Cluster is collection of data object which are similar to one another within the same group disimilar to the object in other group.

Cluster is unsupervised learning (i.e no predefine classes) where set of data are partition into a set of group ( i.e. cluster) which are as similar possible. It is goal of finding hidden patterns or grouping in a dataset.  Cluster analysis is know as Clustering or data segmentation.

Typical ways to use/appy cluster analysis

1. As a stand-alone tool to get insight into data distribution or

2. As a preprocessing(or intermediate) step for other algorithms

Clustering algorithms form groupings or clusters in such a way that data within a cluster have a higher measure of similarity than data in any other cluster.The measure of similarity on which the clusters are modeled can be defined by Euclidean distance, probabilistic distance, or another metric.Cluster analysis is an unsupervised learning method and an important task in exploratory data analysis. Popular clustering algorithms include:

1. Hierarchical clustering: builds a multilevel hierarchy of clusters by creating a cluster tree

2. k-Means clustering: partitions data into k distinct clusters based on distance to the centroid of a cluster

3. Gaussian mixture models: models clusters as a mixture of multivariate normal density components

4. Self-organizing maps: uses neural networks that learn the topology and distribution of the data

The distinguishing feature of each of these algorithms is the metric to measure similarity.

Cluster analysis is similar in concept to discriminant analysis. The group membership of a sample of observations is known upfront in the latter while it is not known for any observation in the former.Cluster analysis is an exploratory data analysis tool for organizing observed data or cases into two or more groupsCluster analysis maximizes the similarity of cases within each cluster while maximizing the dissimilarity between groups that are initially unknown 

Clustering results are therefore somewhat subjective, as they greatly depend on the users’ choices. Traditional cluster analysis is usually performed to group either observations or variables separately but simultaneous co-clustering (or biclustering) of the rows and the columns of the data matrix constitutes also a suitable alternative to search for biomarkers.
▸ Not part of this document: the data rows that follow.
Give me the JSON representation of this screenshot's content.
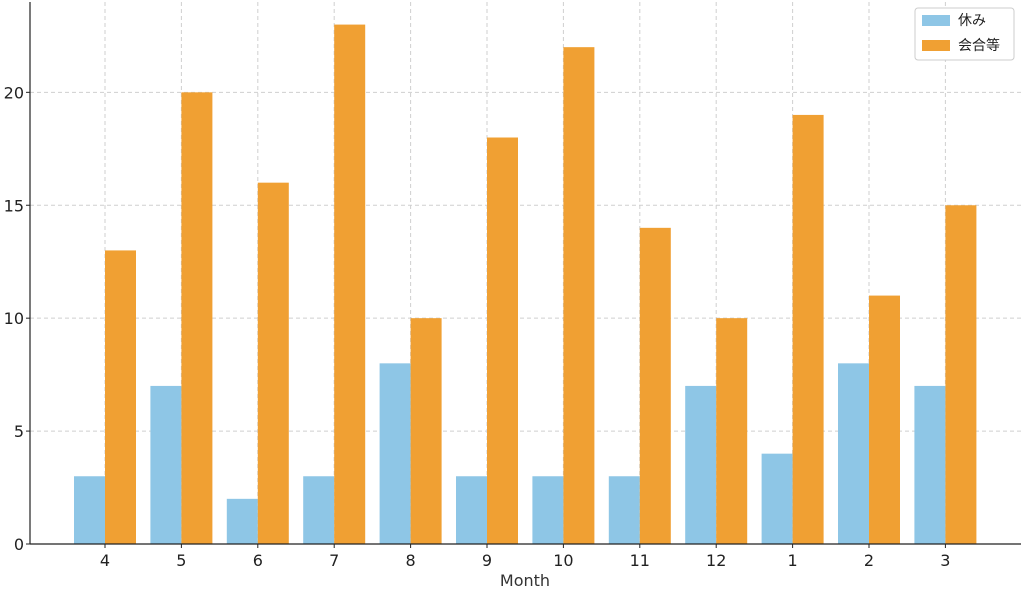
{
  "chart_data": {
    "type": "bar",
    "categories": [
      "4",
      "5",
      "6",
      "7",
      "8",
      "9",
      "10",
      "11",
      "12",
      "1",
      "2",
      "3"
    ],
    "series": [
      {
        "name": "休み",
        "values": [
          3,
          7,
          2,
          3,
          8,
          3,
          3,
          3,
          7,
          4,
          8,
          7
        ],
        "color": "#8ec6e6"
      },
      {
        "name": "会合等",
        "values": [
          13,
          20,
          16,
          23,
          10,
          18,
          22,
          14,
          10,
          19,
          11,
          15
        ],
        "color": "#f0a033"
      }
    ],
    "title": "",
    "xlabel": "Month",
    "ylabel": "",
    "ylim": [
      0,
      24
    ],
    "yticks": [
      0,
      5,
      10,
      15,
      20
    ],
    "grid": true,
    "legend_position": "top-right"
  }
}
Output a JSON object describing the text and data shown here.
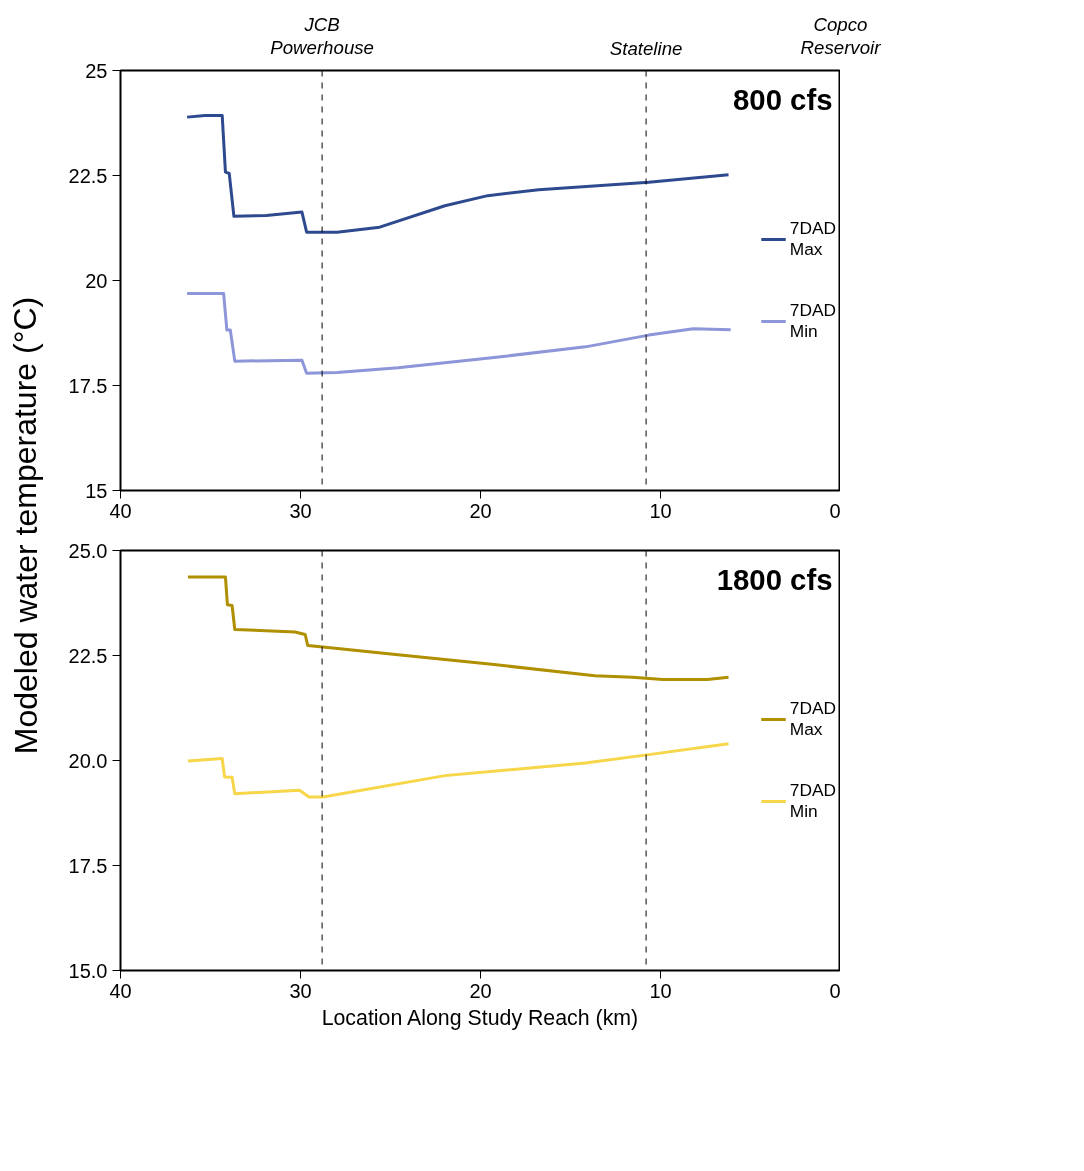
{
  "chart_data": [
    {
      "type": "line",
      "title": "800 cfs",
      "ylabel": "Modeled water temperature (°C)",
      "xlim": [
        40,
        0
      ],
      "xticks": [
        40,
        30,
        20,
        10,
        0
      ],
      "ylim": [
        15,
        25
      ],
      "yticks": [
        15,
        17.5,
        20,
        22.5,
        25
      ],
      "grid": false,
      "legend": "right",
      "line_style": "solid",
      "ref_lines": [
        {
          "axis": "x",
          "value": 28.8,
          "label": "JCB Powerhouse",
          "color": "#000000",
          "line_style": "dashed"
        },
        {
          "axis": "x",
          "value": 10.8,
          "label": "Stateline",
          "color": "#000000",
          "line_style": "dashed"
        }
      ],
      "annotations": [
        "Copco Reservoir"
      ],
      "series": [
        {
          "name": "7DAD Max",
          "color": "#2e4a8f",
          "x": [
            36.3,
            35.3,
            34.35,
            34.17,
            33.96,
            33.7,
            31.9,
            29.92,
            29.66,
            27.97,
            25.6,
            21.98,
            19.6,
            16.77,
            10.65,
            6.22
          ],
          "values": [
            23.89,
            23.93,
            23.93,
            22.58,
            22.55,
            21.53,
            21.55,
            21.63,
            21.15,
            21.15,
            21.27,
            21.78,
            22.02,
            22.16,
            22.34,
            22.52
          ]
        },
        {
          "name": "7DAD Min",
          "color": "#8c96d8",
          "x": [
            36.3,
            34.27,
            34.09,
            33.9,
            33.65,
            29.92,
            29.66,
            27.97,
            24.58,
            19.38,
            14.17,
            10.65,
            8.18,
            6.1
          ],
          "values": [
            19.69,
            19.69,
            18.82,
            18.82,
            18.08,
            18.1,
            17.79,
            17.81,
            17.92,
            18.16,
            18.42,
            18.7,
            18.85,
            18.83
          ]
        }
      ]
    },
    {
      "type": "line",
      "title": "1800 cfs",
      "xlabel": "Location Along Study Reach (km)",
      "xlim": [
        40,
        0
      ],
      "xticks": [
        40,
        30,
        20,
        10,
        0
      ],
      "ylim": [
        15,
        25
      ],
      "yticks": [
        {
          "value": 15,
          "label": "15.0"
        },
        {
          "value": 17.5,
          "label": "17.5"
        },
        {
          "value": 20,
          "label": "20.0"
        },
        {
          "value": 22.5,
          "label": "22.5"
        },
        {
          "value": 25,
          "label": "25.0"
        }
      ],
      "grid": false,
      "legend": "right",
      "line_style": "solid",
      "ref_lines": [
        {
          "axis": "x",
          "value": 28.8,
          "color": "#000000",
          "line_style": "dashed"
        },
        {
          "axis": "x",
          "value": 10.8,
          "color": "#000000",
          "line_style": "dashed"
        }
      ],
      "series": [
        {
          "name": "7DAD Max",
          "color": "#b08f00",
          "x": [
            36.25,
            34.17,
            34.06,
            33.8,
            33.65,
            30.3,
            29.74,
            29.6,
            28.75,
            24.58,
            19.38,
            13.65,
            11.56,
            9.87,
            7.4,
            6.22
          ],
          "values": [
            24.37,
            24.37,
            23.71,
            23.69,
            23.12,
            23.06,
            23.0,
            22.74,
            22.7,
            22.52,
            22.29,
            22.02,
            21.98,
            21.93,
            21.93,
            21.98
          ]
        },
        {
          "name": "7DAD Min",
          "color": "#f7d64a",
          "x": [
            36.25,
            34.35,
            34.22,
            33.8,
            33.65,
            30.05,
            29.53,
            28.75,
            21.98,
            14.17,
            10.65,
            6.22
          ],
          "values": [
            19.99,
            20.05,
            19.61,
            19.6,
            19.21,
            19.29,
            19.13,
            19.13,
            19.64,
            19.94,
            20.14,
            20.4
          ]
        }
      ]
    }
  ]
}
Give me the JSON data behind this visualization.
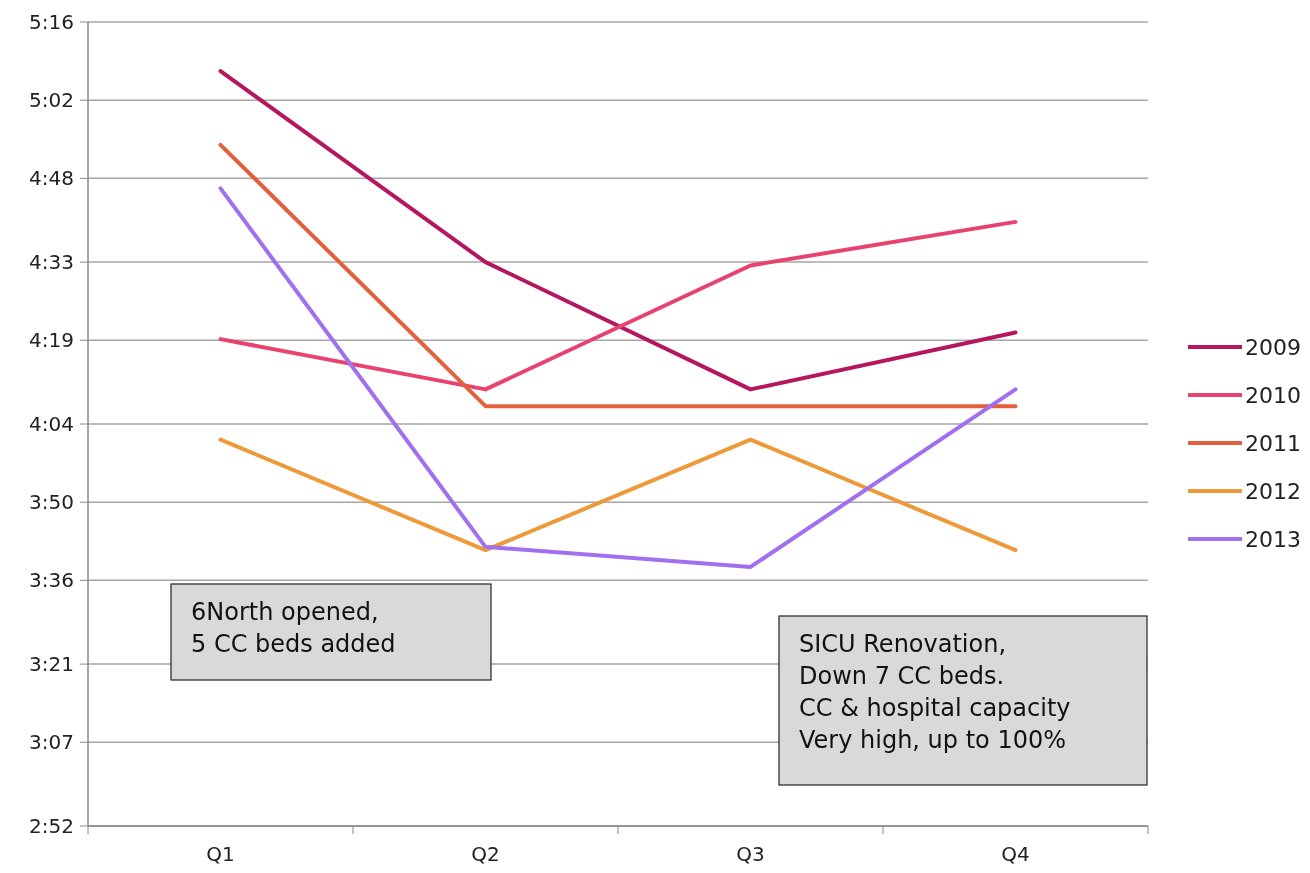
{
  "chart_data": {
    "type": "line",
    "categories": [
      "Q1",
      "Q2",
      "Q3",
      "Q4"
    ],
    "series": [
      {
        "name": "2009",
        "color": "#b5175f",
        "values": [
          5.12,
          4.55,
          4.17,
          4.34
        ]
      },
      {
        "name": "2010",
        "color": "#e8436e",
        "values": [
          4.32,
          4.17,
          4.54,
          4.67
        ]
      },
      {
        "name": "2011",
        "color": "#e2603c",
        "values": [
          4.9,
          4.12,
          4.12,
          4.12
        ]
      },
      {
        "name": "2012",
        "color": "#ee9a3a",
        "values": [
          4.02,
          3.69,
          4.02,
          3.69
        ]
      },
      {
        "name": "2013",
        "color": "#a070ef",
        "values": [
          4.77,
          3.7,
          3.64,
          4.17
        ]
      }
    ],
    "ylim": [
      2.8667,
      5.2667
    ],
    "yticks": [
      {
        "value": 2.8667,
        "label": "2:52"
      },
      {
        "value": 3.1167,
        "label": "3:07"
      },
      {
        "value": 3.35,
        "label": "3:21"
      },
      {
        "value": 3.6,
        "label": "3:36"
      },
      {
        "value": 3.8333,
        "label": "3:50"
      },
      {
        "value": 4.0667,
        "label": "4:04"
      },
      {
        "value": 4.3167,
        "label": "4:19"
      },
      {
        "value": 4.55,
        "label": "4:33"
      },
      {
        "value": 4.8,
        "label": "4:48"
      },
      {
        "value": 5.0333,
        "label": "5:02"
      },
      {
        "value": 5.2667,
        "label": "5:16"
      }
    ],
    "grid": "y",
    "legend": "right",
    "marker": "none",
    "line_style": "solid",
    "annotations": [
      "6North opened,\n5 CC beds added",
      "SICU Renovation,\nDown 7 CC beds.\nCC & hospital capacity\nVery high, up to 100%"
    ]
  }
}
We deal with clustering in almost every aspect of daily life. For example, a group of diners sharing the same table in a restaurant may be regarded as a cluster of people. In food stores items of similar nature, such as different types of meat or vegetables are displayed in the same or nearby locations. There is a countless number of examples in which clustering plays an important role. For instance, biologists have to organize the different species of animals before a meaningful description of the differences between animals is possible. According to the modern system employed in biology, man belongs to the primates, the mammals, the amniotes, the vertebrates, and the animals. Note how in this classification, the higher the level of aggregation the less similar are the members in the respective class. Man has more in common with all other primates(e.g., apes) than it does with the more "distant" members of the mammals (e.g., dogs), etc.

Area of Application

Clustering techniques have been applied to a wide variety of research problems.In the field of psychiatry, the correct diagnosis of clusters of symptoms such as paranoia, schizophrenia, etc. is essential for successful therapy. In archeology, researchers have attempted to establish taxonomies of stone tools, funeral objects, etc. by applying cluster analytic techniques. In general, whenever we need to classify a "mountain" of information into manageable meaningful piles, cluster analysis is of great utility.

1. Marketing: Help marketers discover distinct groups in their customer bases, and then use this                              knowledge to develop targeted marketing programs.
2. Land use: Identification of areas of similar land use in an earth observation database.
3. Insurance: Identifying groups of motor insurance policy holders with a high average claim cost.
4. City-planning: Identifying groups of houses according to their house type, value, and                                                      geographical location.
5. Earth-quake studies: Observed earth quake epicenters should be clustered along continent                                                    faults.